The $10 began its long journey into Kellener's wallet in 1983, when a beefed-up national defense budget of $210 billion enabled the military to purchase advanced warhead-delivery systems from aerospace manufacturer Lockheed. Buoyed by a multimillion-dollar bonus, then-CEO Martin Lawler bought a house on a 5,000-acre plot in Montana. When a forest fire destroyed his home in 1986, Lawler took the federal relief check and invested it in a savings and loan run by a Virginia man named Michael Webber. After Webber's firm collapsed in 1989, and he was indicted on fraud and conspiracy charges, he retained the services of high- powered law firm Rabin & Levy for his defense. After six years and $7 million in legal fees, Webber received only a $250,000 fine, and the defense team went out to celebrate at a Washington, D.C.-area restaurant called Di Forenza. During dinner, lawyer Peter Smith overheard several investment bankers at an adjoining table discussing a hot Internet start-up that was about to go public. Smith took a portion of his earnings from the Webber case and bought several hundred shares in, quadrupling his investment before selling them four months later.'s two founders used the sudden influx of investment capital to outfit their office with modern Danish furniture, in a sale brokered by the New York gallery Modern Now! in 1998. After the ensuing dot-com bust, Modern Now! was forced out of business, and Sotheby's auction house was put in charge of liquidating its inventory. The commission from that auction enabled auctioneer Mary Schafer to retire to the Ozark region of Missouri in 2006. Last month, while passing through Hazelwood, she took her Audi to Marlin Car Wash, where Kellener was one of the employees who tended to her car. She was so satisfied with the job that she left a $50 tip, which the manager divided among the people working that day.

"This money didn't just affect one life," Laffer said. "It affected five."

Prior to joining Marlin Car Wash in 2005, Kellener worked for nearly two decades at a local Ford assembly plant that is now defunct. Before that, he was employed by the FAA as an air traffic controller until his union went on strike and Reagan fired him, along with nearly 13,000 others. This is the largest tip he has received in his professional life.

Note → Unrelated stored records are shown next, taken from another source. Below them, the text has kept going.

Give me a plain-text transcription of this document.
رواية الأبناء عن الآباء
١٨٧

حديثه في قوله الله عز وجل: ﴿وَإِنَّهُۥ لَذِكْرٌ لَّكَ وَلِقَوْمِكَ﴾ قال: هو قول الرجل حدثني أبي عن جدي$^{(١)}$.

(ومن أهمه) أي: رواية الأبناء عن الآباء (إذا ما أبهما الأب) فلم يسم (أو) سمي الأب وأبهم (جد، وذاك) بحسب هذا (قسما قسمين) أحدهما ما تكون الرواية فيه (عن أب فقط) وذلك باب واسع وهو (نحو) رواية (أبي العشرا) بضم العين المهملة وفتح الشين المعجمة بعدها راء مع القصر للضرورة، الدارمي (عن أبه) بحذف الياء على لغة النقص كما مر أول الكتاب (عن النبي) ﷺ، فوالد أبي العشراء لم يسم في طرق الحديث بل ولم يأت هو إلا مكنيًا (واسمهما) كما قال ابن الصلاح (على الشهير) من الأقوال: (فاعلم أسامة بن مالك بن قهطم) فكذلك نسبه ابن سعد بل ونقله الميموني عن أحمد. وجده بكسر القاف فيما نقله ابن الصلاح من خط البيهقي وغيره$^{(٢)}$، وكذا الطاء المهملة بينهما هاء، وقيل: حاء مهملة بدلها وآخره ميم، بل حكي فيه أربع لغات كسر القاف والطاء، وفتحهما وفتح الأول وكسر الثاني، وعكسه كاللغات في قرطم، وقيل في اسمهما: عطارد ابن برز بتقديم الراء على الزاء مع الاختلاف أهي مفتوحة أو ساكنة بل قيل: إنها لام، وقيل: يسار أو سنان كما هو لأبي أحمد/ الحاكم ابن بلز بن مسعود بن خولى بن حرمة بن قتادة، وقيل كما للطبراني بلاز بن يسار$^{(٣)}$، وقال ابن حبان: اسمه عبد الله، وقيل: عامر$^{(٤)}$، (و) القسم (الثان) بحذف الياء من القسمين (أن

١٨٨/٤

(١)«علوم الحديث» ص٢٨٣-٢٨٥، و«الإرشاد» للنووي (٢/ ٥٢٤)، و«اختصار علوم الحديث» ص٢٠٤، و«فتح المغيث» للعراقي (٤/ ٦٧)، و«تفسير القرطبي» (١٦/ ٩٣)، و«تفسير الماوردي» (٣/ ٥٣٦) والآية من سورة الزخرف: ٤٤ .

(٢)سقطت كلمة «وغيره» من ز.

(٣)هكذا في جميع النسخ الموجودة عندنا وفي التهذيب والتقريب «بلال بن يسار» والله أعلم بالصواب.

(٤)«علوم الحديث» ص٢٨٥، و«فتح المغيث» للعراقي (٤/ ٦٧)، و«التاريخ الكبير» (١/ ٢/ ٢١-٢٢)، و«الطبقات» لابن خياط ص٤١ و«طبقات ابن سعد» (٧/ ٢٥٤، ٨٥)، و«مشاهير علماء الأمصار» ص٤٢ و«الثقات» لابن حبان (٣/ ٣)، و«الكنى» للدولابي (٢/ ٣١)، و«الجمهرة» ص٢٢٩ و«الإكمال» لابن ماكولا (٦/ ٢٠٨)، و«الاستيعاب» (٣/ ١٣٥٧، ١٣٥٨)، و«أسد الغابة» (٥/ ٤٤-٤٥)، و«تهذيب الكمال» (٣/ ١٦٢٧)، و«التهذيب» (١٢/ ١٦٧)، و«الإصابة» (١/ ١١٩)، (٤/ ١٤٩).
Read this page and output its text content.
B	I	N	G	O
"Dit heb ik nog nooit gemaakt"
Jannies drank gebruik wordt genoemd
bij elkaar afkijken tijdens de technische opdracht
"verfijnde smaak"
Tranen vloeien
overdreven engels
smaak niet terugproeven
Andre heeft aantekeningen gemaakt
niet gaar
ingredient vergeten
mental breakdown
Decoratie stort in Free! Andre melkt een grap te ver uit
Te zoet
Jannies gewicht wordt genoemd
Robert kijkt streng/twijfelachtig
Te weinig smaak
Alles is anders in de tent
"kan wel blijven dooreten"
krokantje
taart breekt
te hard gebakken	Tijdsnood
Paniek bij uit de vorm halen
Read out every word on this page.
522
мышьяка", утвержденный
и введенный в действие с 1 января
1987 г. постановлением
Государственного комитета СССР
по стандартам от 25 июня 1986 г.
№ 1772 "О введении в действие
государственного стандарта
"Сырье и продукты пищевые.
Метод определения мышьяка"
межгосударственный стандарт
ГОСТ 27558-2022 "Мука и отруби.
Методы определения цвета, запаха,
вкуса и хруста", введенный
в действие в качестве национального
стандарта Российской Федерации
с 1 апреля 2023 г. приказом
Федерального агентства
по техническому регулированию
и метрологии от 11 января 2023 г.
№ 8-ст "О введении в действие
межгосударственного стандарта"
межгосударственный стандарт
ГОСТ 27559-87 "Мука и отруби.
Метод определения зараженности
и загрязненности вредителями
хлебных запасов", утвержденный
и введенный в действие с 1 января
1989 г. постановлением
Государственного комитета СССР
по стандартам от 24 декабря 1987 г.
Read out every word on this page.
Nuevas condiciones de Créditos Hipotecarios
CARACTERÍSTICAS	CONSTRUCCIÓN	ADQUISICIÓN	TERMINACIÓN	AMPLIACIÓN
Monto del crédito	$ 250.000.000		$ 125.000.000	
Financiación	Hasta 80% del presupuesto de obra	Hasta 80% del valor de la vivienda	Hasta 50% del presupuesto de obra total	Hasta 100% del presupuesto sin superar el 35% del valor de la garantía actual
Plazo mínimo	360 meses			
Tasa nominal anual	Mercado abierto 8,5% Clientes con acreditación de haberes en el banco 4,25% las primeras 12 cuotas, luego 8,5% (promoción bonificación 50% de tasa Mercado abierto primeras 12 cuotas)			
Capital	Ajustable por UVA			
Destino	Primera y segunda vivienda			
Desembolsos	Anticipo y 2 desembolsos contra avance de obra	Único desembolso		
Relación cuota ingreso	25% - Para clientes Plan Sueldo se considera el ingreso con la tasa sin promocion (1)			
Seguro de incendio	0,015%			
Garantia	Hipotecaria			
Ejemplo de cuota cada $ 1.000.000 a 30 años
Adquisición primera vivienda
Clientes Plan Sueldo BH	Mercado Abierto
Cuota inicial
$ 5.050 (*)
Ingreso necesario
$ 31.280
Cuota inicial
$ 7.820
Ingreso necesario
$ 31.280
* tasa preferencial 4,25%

"I thought Reaganomics was nothing more than a mirage that allowed President Reagan to reward his wealthy support base," Sen. Edward Kennedy (D-MA) said. "But two generations later I am seeing Reaganomics in action, and I like what I see. It just took a little longer than I thought it was supposed to."

The tip has not gone unnoticed by the economic team in the current administration.

"Had Mr. Kellener received that money in 1981, like the Democrats wanted, it would only be worth $4.24 today because of inflation," Treasury Secretary Henry M. Paulson, Jr. said during an official announcement of the economic policy's success at a press conference Monday. "Instead, Kellener has a solid $10 to spend right here and now. The system works, and our current president intends to keep making it work."

Kellener, who has cared for his schizophrenic sister ever since her federally funded mental institution was closed in 1984, said that he plans to donate the full $10 to the Republican presidential candidate who best embodies Reagan's legacy.